Symptoms of Macular Degeneration include blurry central vision and/or distortion. In some cases, there may be blind spots within the central vision. The vision loss in both types is progressive. It is the rate at which vision loss develops which differentiates the wet form from the dry. Remember, wet macular degeneration causes faster and more devastating loss of vision compared to the dry form.
Treatment for Macular Degeneration
There is no treatment for dry macular degeneration. While AREDS (Age-Related Eye Disease Study) vitamins may be indicated for a small subset of macular degeneration patients, it does not improve the condition or vision. The supplements are primarily preventative. There are different formulations of “eye vitamins,” but the contents of the supplement used for the study were 500 milligrams of vitamin C; 400 International Units of vitamin E; 15 milligrams of beta-carotene (often labeled as equivalent to 25,000 International Units of vitamin A); 80 milligrams of zinc as zinc oxide; and two milligrams of copper as cupric oxide. Copper was added to the AREDS formulations containing zinc to prevent copper deficiency anemia, a condition associated with high levels of zinc intake.
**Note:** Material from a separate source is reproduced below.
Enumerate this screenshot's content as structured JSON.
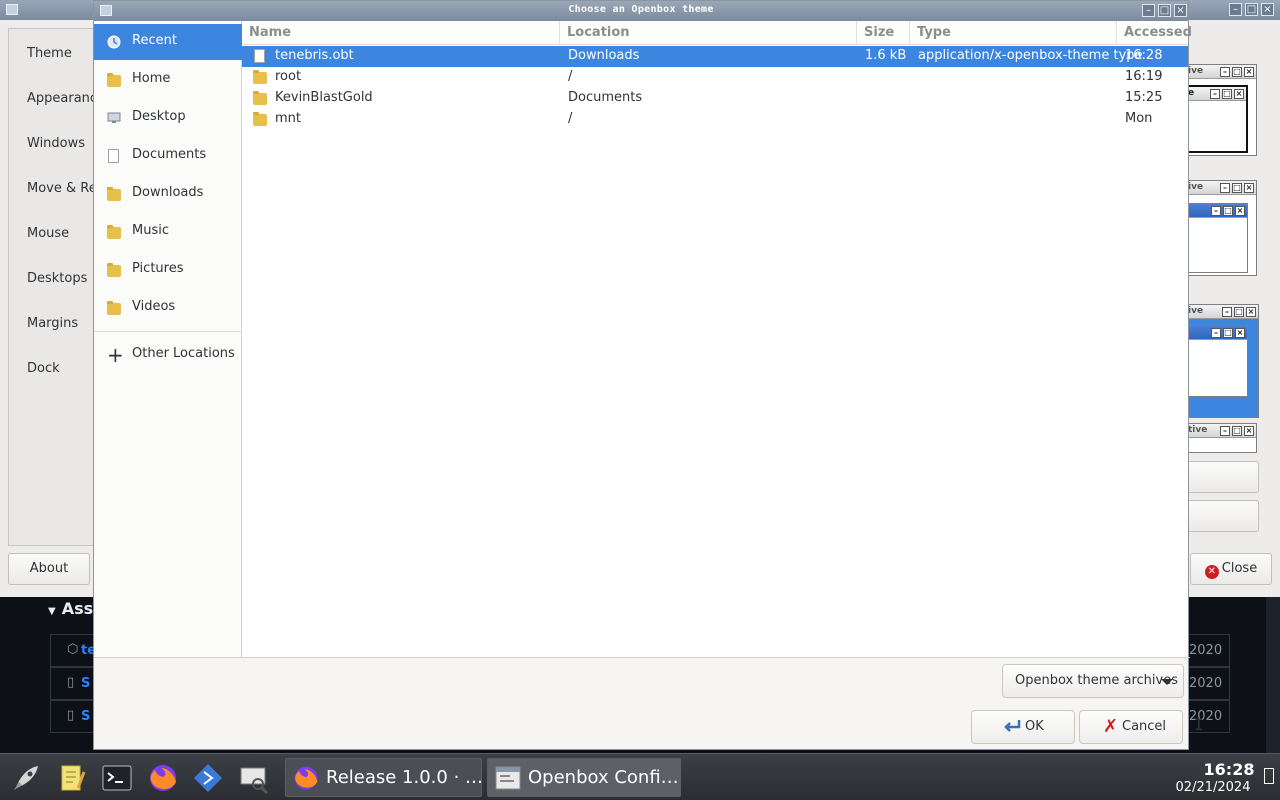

Other preventative measures for both types of macular degeneration include not smoking, regular exercise and a healthy diet.
The mainstay of treatment for wet macular degeneration involves injections into the eye with anti-VEGF (Vascular Endothelial Growth Factor) medications.
These medications (Lucentis, Avastin, Eylea) attach to the abnormal blood vessels, preventing additional leakage and bleeding. Often there can be improvement in vision.
Early treatment is key to maintaining vision. Regular dilated eye examinations are advised.